I suoi discografici la pensavano allo stesso modo?
«Mi hanno dato fiducia. Sono andato a parlargli: Questo è il prodotto finito. Scegliete voi i singoli e come promuoverlo. Ho ascoltato i loro consigli e loro le mie esigenze».
Zero compromessi?
«Qualcosa di più appetibile dal punto di vista radiofonico c’è, come il singolo Ma stasera. Lo ha prodotto Tino Piontek dei Purple Disco Machine: ha riportato in classifica l’elettropop Anni ’80. Ma ha un senso, nell’album».
Quale?
«Ad un certo punto dalla scena afroamericana è emersa anche Diana Ross. Ha presente Upside Down, no? I sintetizzatori non sono il male, se usati con gusto e stile».
Chi altro suona nel disco?
«Giovanni Pallotti al basso, Peter Cornacchia alle chitarre, Davide Sollazzi alla batteria, i miei musicisti storici. In Cambia un uomo la produzione è di Mace e Venerus, che suona anche il piano: cita il riff di Let It Be dei Beatles. In Proibito gli archi sono di Rob Moose, che ha lavorato con Bon Iver e Paul Simon. E poi ci sono cinque coristi di formazione black talentuosissimi, Barbara Comi, Bettah Ferrari, Moris Pradella, Samir Abass e Yvonne Park».
Nove pezzi e solo due duetti, con Gazzelle su Il meno possibile e con Madame su Mi fiderò: sfida la logica della quantità che la fa da padrona nella musica di oggi?
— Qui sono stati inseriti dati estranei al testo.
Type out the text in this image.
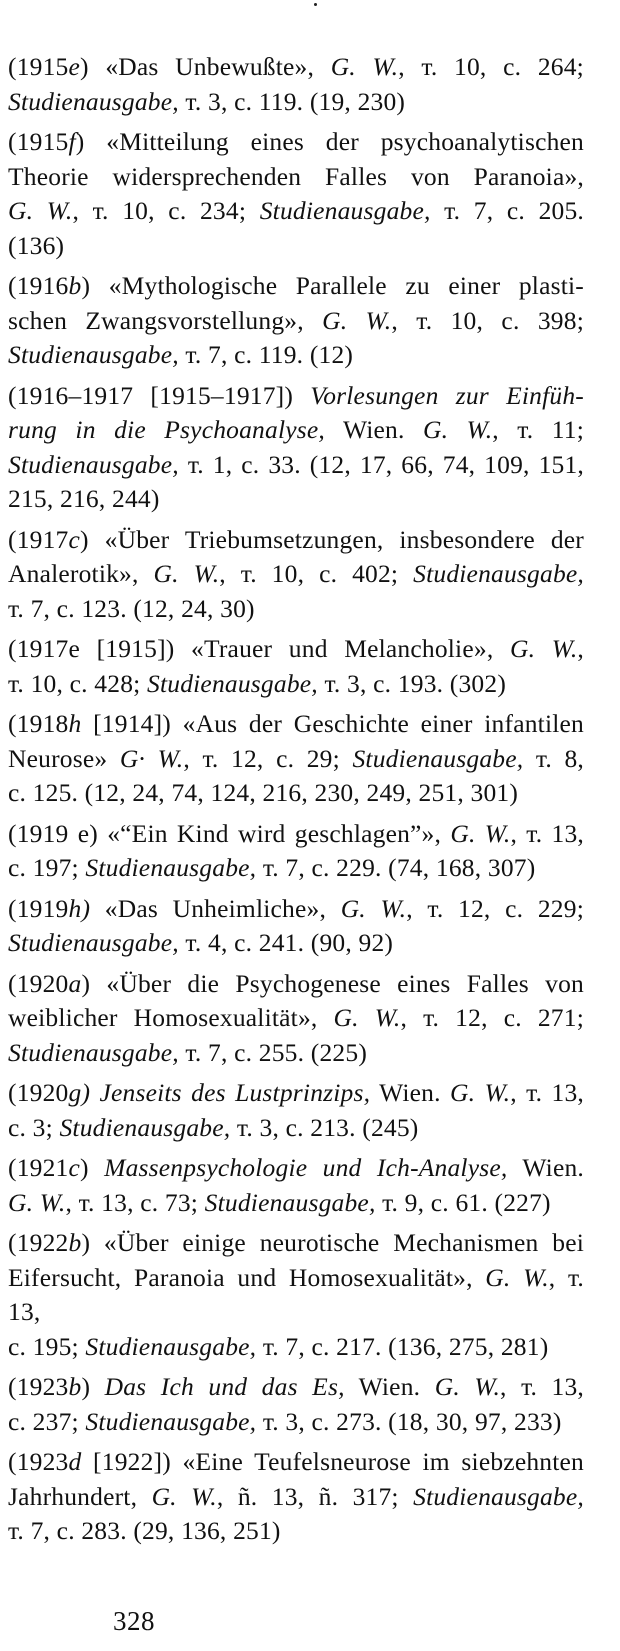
(1915e) «Das Unbewußte», G. W., т. 10, с. 264;
Studienausgabe, т. 3, с. 119. (19, 230)
(1915f) «Mitteilung eines der psychoanalytischen
Theorie widersprechenden Falles von Paranoia»,
G. W., т. 10, с. 234; Studienausgabe, т. 7, с. 205.
(136)
(1916b) «Mythologische Parallele zu einer plasti-
schen Zwangsvorstellung», G. W., т. 10, с. 398;
Studienausgabe, т. 7, с. 119. (12)
(1916–1917 [1915–1917]) Vorlesungen zur Einfüh-
rung in die Psychoanalyse, Wien. G. W., т. 11;
Studienausgabe, т. 1, с. 33. (12, 17, 66, 74, 109, 151,
215, 216, 244)
(1917c) «Über Triebumsetzungen, insbesondere der
Analerotik», G. W., т. 10, с. 402; Studienausgabe,
т. 7, с. 123. (12, 24, 30)
(1917e [1915]) «Trauer und Melancholie», G. W.,
т. 10, с. 428; Studienausgabe, т. 3, с. 193. (302)
(1918h [1914]) «Aus der Geschichte einer infantilen
Neurose» G· W., т. 12, с. 29; Studienausgabe, т. 8,
с. 125. (12, 24, 74, 124, 216, 230, 249, 251, 301)
(1919 e) «“Ein Kind wird geschlagen”», G. W., т. 13,
с. 197; Studienausgabe, т. 7, с. 229. (74, 168, 307)
(1919h) «Das Unheimliche», G. W., т. 12, с. 229;
Studienausgabe, т. 4, с. 241. (90, 92)
(1920a) «Über die Psychogenese eines Falles von
weiblicher Homosexualität», G. W., т. 12, с. 271;
Studienausgabe, т. 7, с. 255. (225)
(1920g) Jenseits des Lustprinzips, Wien. G. W., т. 13,
с. 3; Studienausgabe, т. 3, с. 213. (245)
(1921c) Massenpsychologie und Ich-Analyse, Wien.
G. W., т. 13, с. 73; Studienausgabe, т. 9, с. 61. (227)
(1922b) «Über einige neurotische Mechanismen bei
Eifersucht, Paranoia und Homosexualität», G. W., т. 13,
с. 195; Studienausgabe, т. 7, с. 217. (136, 275, 281)
(1923b) Das Ich und das Es, Wien. G. W., т. 13,
с. 237; Studienausgabe, т. 3, с. 273. (18, 30, 97, 233)
(1923d [1922]) «Eine Teufelsneurose im siebzehnten
Jahrhundert, G. W., ñ. 13, ñ. 317; Studienausgabe,
т. 7, с. 283. (29, 136, 251)
328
«Io non lo so cosa funziona e cosa no. Ho seguito i miei gusti. Gazzelle lo conoscevo già, aveva scritto per me Calci e pugni. Madame, invece, è una delle voci più soul in giro oggi».
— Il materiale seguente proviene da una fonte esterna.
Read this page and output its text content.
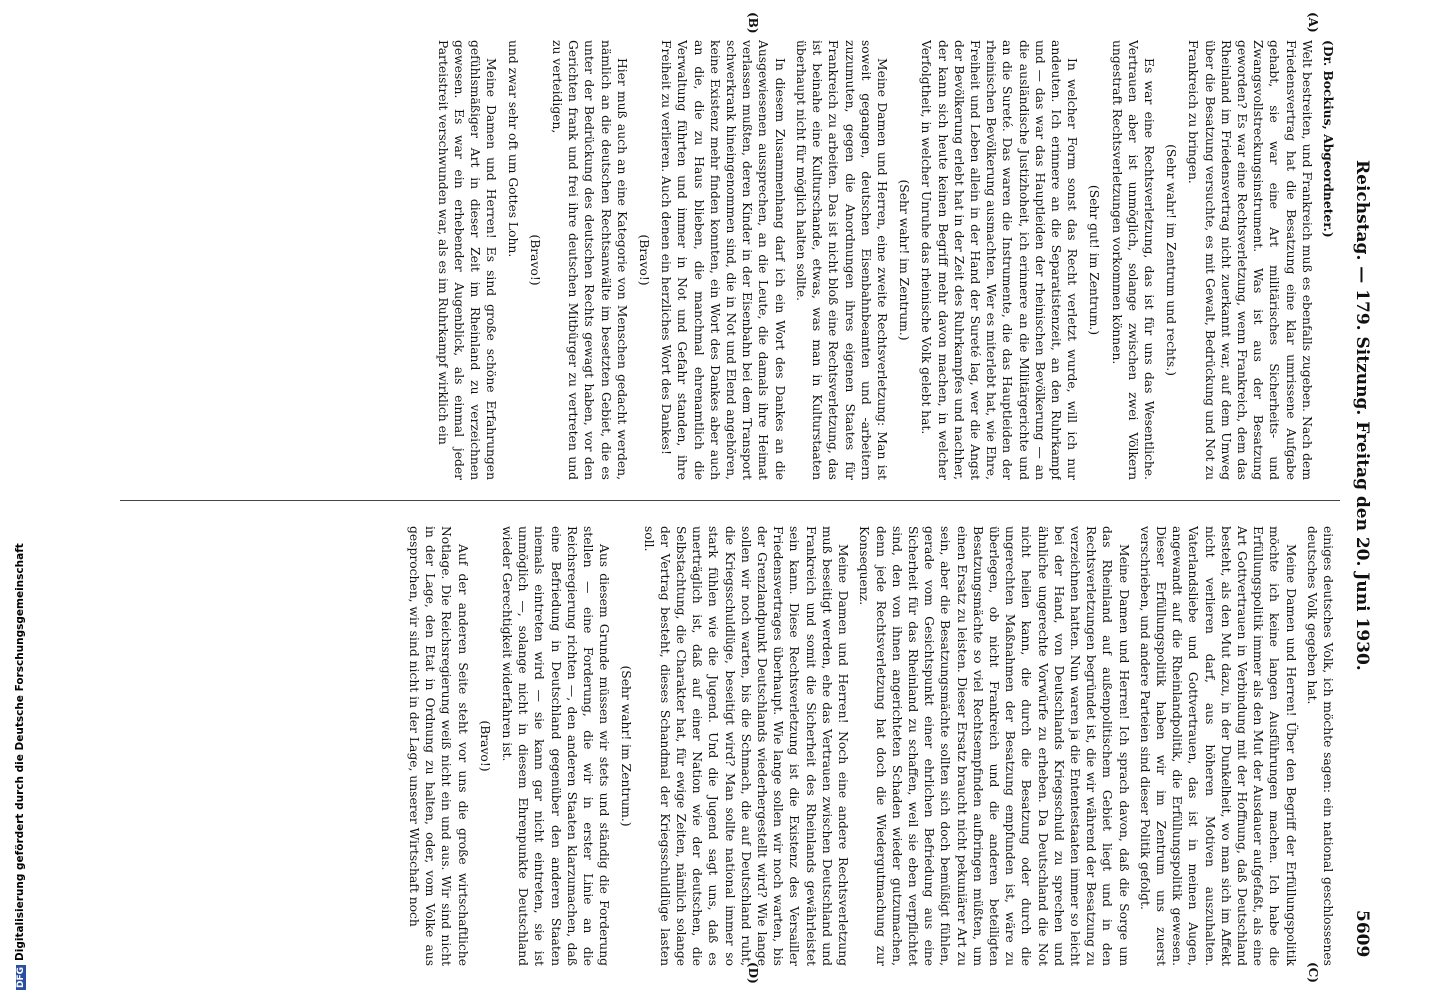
Reichstag. — 179. Sitzung. Freitag den 20. Juni 1930.
5609
(A)
(B)
(C)
(D)

(Dr. Bockius, Abgeordneter.)

Welt bestreiten, und Frankreich muß es ebenfalls zugeben. Nach dem Friedensvertrag hat die Besatzung eine klar umrissene Aufgabe gehabt, sie war eine Art militärisches Sicherheits- und Zwangsvollstreckungsinstrument. Was ist aus der Besatzung geworden? Es war eine Rechtsverletzung, wenn Frankreich, dem das Rheinland im Friedensvertrag nicht zuerkannt war, auf dem Umweg über die Besatzung versuchte, es mit Gewalt, Bedrückung und Not zu Frankreich zu bringen.

(Sehr wahr! im Zentrum und rechts.)

Es war eine Rechtsverletzung, das ist für uns das Wesentliche. Vertrauen aber ist unmöglich, solange zwischen zwei Völkern ungestraft Rechtsverletzungen vorkommen können.

(Sehr gut! im Zentrum.)

In welcher Form sonst das Recht verletzt wurde, will ich nur andeuten. Ich erinnere an die Separatistenzeit, an den Ruhrkampf und — das war das Hauptleiden der rheinischen Bevölkerung — an die ausländische Justizhoheit, ich erinnere an die Militärgerichte und an die Sureté. Das waren die Instrumente, die das Hauptleiden der rheinischen Bevölkerung ausmachten. Wer es miterlebt hat, wie Ehre, Freiheit und Leben allein in der Hand der Sureté lag, wer die Angst der Bevölkerung erlebt hat in der Zeit des Ruhrkampfes und nachher, der kann sich heute keinen Begriff mehr davon machen, in welcher Verfolgtheit, in welcher Unruhe das rheinische Volk gelebt hat.

(Sehr wahr! im Zentrum.)

Meine Damen und Herren, eine zweite Rechtsverletzung: Man ist soweit gegangen, deutschen Eisenbahnbeamten und -arbeitern zuzumuten, gegen die Anordnungen ihres eigenen Staates für Frankreich zu arbeiten. Das ist nicht bloß eine Rechtsverletzung, das ist beinahe eine Kulturschande, etwas, was man in Kulturstaaten überhaupt nicht für möglich halten sollte.

In diesem Zusammenhang darf ich ein Wort des Dankes an die Ausgewiesenen aussprechen, an die Leute, die damals ihre Heimat verlassen mußten, deren Kinder in der Eisenbahn bei dem Transport schwerkrank hineingenommen sind, die in Not und Elend angehören, keine Existenz mehr finden konnten, ein Wort des Dankes aber auch an die, die zu Haus blieben, die manchmal ehrenamtlich die Verwaltung führten und immer in Not und Gefahr standen, ihre Freiheit zu verlieren. Auch denen ein herzliches Wort des Dankes!

(Bravo!)

Hier muß auch an eine Kategorie von Menschen gedacht werden, nämlich an die deutschen Rechtsanwälte im besetzten Gebiet, die es unter der Bedrückung des deutschen Rechts gewagt haben, vor den Gerichten frank und frei ihre deutschen Mitbürger zu vertreten und zu verteidigen,

(Bravo!)

und zwar sehr oft um Gottes Lohn.

Meine Damen und Herren! Es sind große schöne Erfahrungen gefühlsmäßiger Art in dieser Zeit im Rheinland zu verzeichnen gewesen. Es war ein erhebender Augenblick, als einmal jeder Parteistreit verschwunden war, als es im Ruhrkampf wirklich ein

einiges deutsches Volk, ich möchte sagen: ein national geschlossenes deutsches Volk gegeben hat.

Meine Damen und Herren! Über den Begriff der Erfüllungspolitik möchte ich keine langen Ausführungen machen. Ich habe die Erfüllungspolitik immer als den Mut der Ausdauer aufgefaßt, als eine Art Gottvertrauen in Verbindung mit der Hoffnung, daß Deutschland besteht, als den Mut dazu, in der Dunkelheit, wo man sich im Affekt nicht verlieren darf, aus höheren Motiven auszuhalten. Vaterlandsliebe und Gottvertrauen, das ist in meinen Augen, angewandt auf die Rheinlandpolitik, die Erfüllungspolitik gewesen. Dieser Erfüllungspolitik haben wir im Zentrum uns zuerst verschrieben, und andere Parteien sind dieser Politik gefolgt.

Meine Damen und Herren! Ich sprach davon, daß die Sorge um das Rheinland auf außenpolitischem Gebiet liegt und in den Rechtsverletzungen begründet ist, die wir während der Besatzung zu verzeichnen hatten. Nun waren ja die Ententestaaten immer so leicht bei der Hand, von Deutschlands Kriegsschuld zu sprechen und ähnliche ungerechte Vorwürfe zu erheben. Da Deutschland die Not nicht heilen kann, die durch die Besatzung oder durch die ungerechten Maßnahmen der Besatzung empfunden ist, wäre zu überlegen, ob nicht Frankreich und die anderen beteiligten Besatzungsmächte so viel Rechtsempfinden aufbringen müßten, um einen Ersatz zu leisten. Dieser Ersatz braucht nicht pekuniärer Art zu sein, aber die Besatzungsmächte sollten sich doch bemüßigt fühlen, gerade vom Gesichtspunkt einer ehrlichen Befriedung aus eine Sicherheit für das Rheinland zu schaffen, weil sie eben verpflichtet sind, den von ihnen angerichteten Schaden wieder gutzumachen, denn jede Rechtsverletzung hat doch die Wiedergutmachung zur Konsequenz.

Meine Damen und Herren! Noch eine andere Rechtsverletzung muß beseitigt werden, ehe das Vertrauen zwischen Deutschland und Frankreich und somit die Sicherheit des Rheinlands gewährleistet sein kann. Diese Rechtsverletzung ist die Existenz des Versailler Friedensvertrages überhaupt. Wie lange sollen wir noch warten, bis der Grenzlandpunkt Deutschlands wiederhergestellt wird? Wie lange sollen wir noch warten, bis die Schmach, die auf Deutschland ruht, die Kriegsschuldlüge, beseitigt wird? Man sollte national immer so stark fühlen wie die Jugend. Und die Jugend sagt uns, daß es unerträglich ist, daß auf einer Nation wie der deutschen, die Selbstachtung, die Charakter hat, für ewige Zeiten, nämlich solange der Vertrag besteht, dieses Schandmal der Kriegsschuldlüge lasten soll.

(Sehr wahr! im Zentrum.)

Aus diesem Grunde müssen wir stets und ständig die Forderung stellen — eine Forderung, die wir in erster Linie an die Reichsregierung richten —, den anderen Staaten klarzumachen, daß eine Befriedung in Deutschland gegenüber den anderen Staaten niemals eintreten wird — sie kann gar nicht eintreten, sie ist unmöglich —, solange nicht in diesem Ehrenpunkte Deutschland wieder Gerechtigkeit widerfahren ist.

(Bravo!)

Auf der anderen Seite steht vor uns die große wirtschaftliche Notlage. Die Reichsregierung weiß nicht ein und aus. Wir sind nicht in der Lage, den Etat in Ordnung zu halten, oder, vom Volke aus gesprochen, wir sind nicht in der Lage, unserer Wirtschaft noch

DFGDigitalisierung gefördert durch die Deutsche Forschungsgemeinschaft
Vasco dice che canta con il sesso.
«È vero. E ha qualcosa da dire, soprattutto».
Si è sentito vecchio vicino a lei?
«Macché. Semmai sono il fratello minore: ha una maturità fuori dal comune, per una 19enne».
Nel testo di Proibito c’è un uomo che si rivolge ad un altro uomo: che significato ha?
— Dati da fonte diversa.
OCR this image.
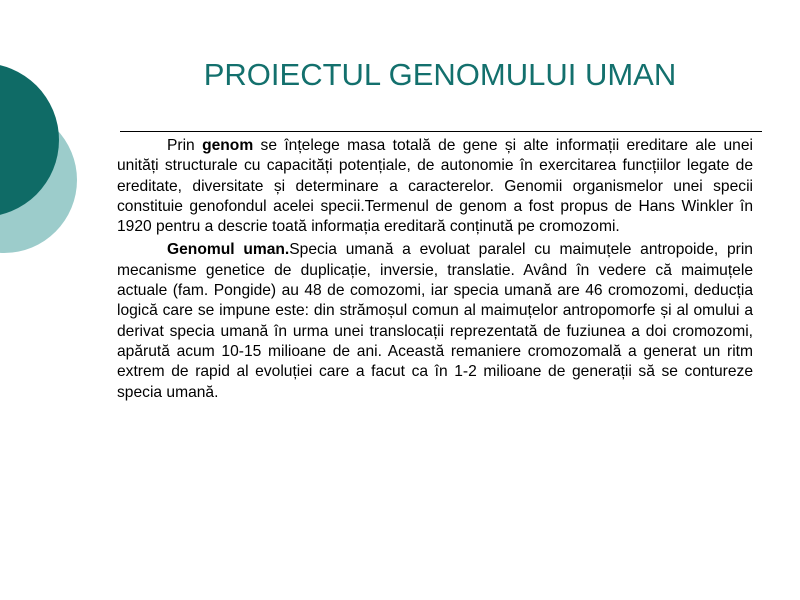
PROIECTUL GENOMULUI UMAN

Prin genom se înțelege masa totală de gene și alte informații ereditare ale unei unități structurale cu capacități potențiale, de autonomie în exercitarea funcțiilor legate de ereditate, diversitate și determinare a caracterelor. Genomii organismelor unei specii constituie genofondul acelei specii.Termenul de genom a fost propus de Hans Winkler în 1920 pentru a descrie toată informația ereditară conținută pe cromozomi.

Genomul uman.Specia umană a evoluat paralel cu maimuțele antropoide, prin mecanisme genetice de duplicație, inversie, translatie. Având în vedere că maimuțele actuale (fam. Pongide) au 48 de comozomi, iar specia umană are 46 cromozomi, deducția logică care se impune este: din strămoșul comun al maimuțelor antropomorfe și al omului a derivat specia umană în urma unei translocații reprezentată de fuziunea a doi cromozomi, apărută acum 10-15 milioane de ani. Această remaniere cromozomală a generat un ritm extrem de rapid al evoluției care a facut ca în 1-2 milioane de generații să se contureze specia umană.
«È una riflessione che faccio sull’amore, in senso universale».
Perché parla al maschile?
«Volevo raccontare una delle storie d’amore dei giorni nostri. Parlo anche di come la mia generazione vive i rapporti, di come una relazione dovrebbe essere scambio, rispetto e comprensione, più che rientrare in canoni e schemi».
A chi è dedicata Luce?
«A mia madre. Sembrerò il classico italiano, ma devo tutto a lei. In studio, quando l’abbiamo registrata, eravamo in 14. Se non ci crede le faccio vedere il video».
È vero che sarà ospite fisso al Festival di Sanremo, a febbraio?
«La proposta non mi è ancora arrivata. Io, comunque, non escluderei di tornarci anche in gara, nonostante lo abbia vinto già: resta un palco speciale».
Sta dicendo che ci sarà?
«No. Il disco è già uscito. E poi a febbraio sarò impegnatissimo. Il progetto Materia prevede altri due album».
Quando usciranno?
«Bella domanda. Sto facendo impazzire tutti, dai discografici all’ufficio stampa. Intanto li ho avvisati, poi si vedrà».
Come porterà il suono da club di Materia (Terra) a San Siro e all’Olimpico di Roma, dove si esibirà il 19 e 22 giugno 2022?
«Ricreerò il club nello stadio. Sul palco racconterò la mia maturità artistica. Mi sento pronto».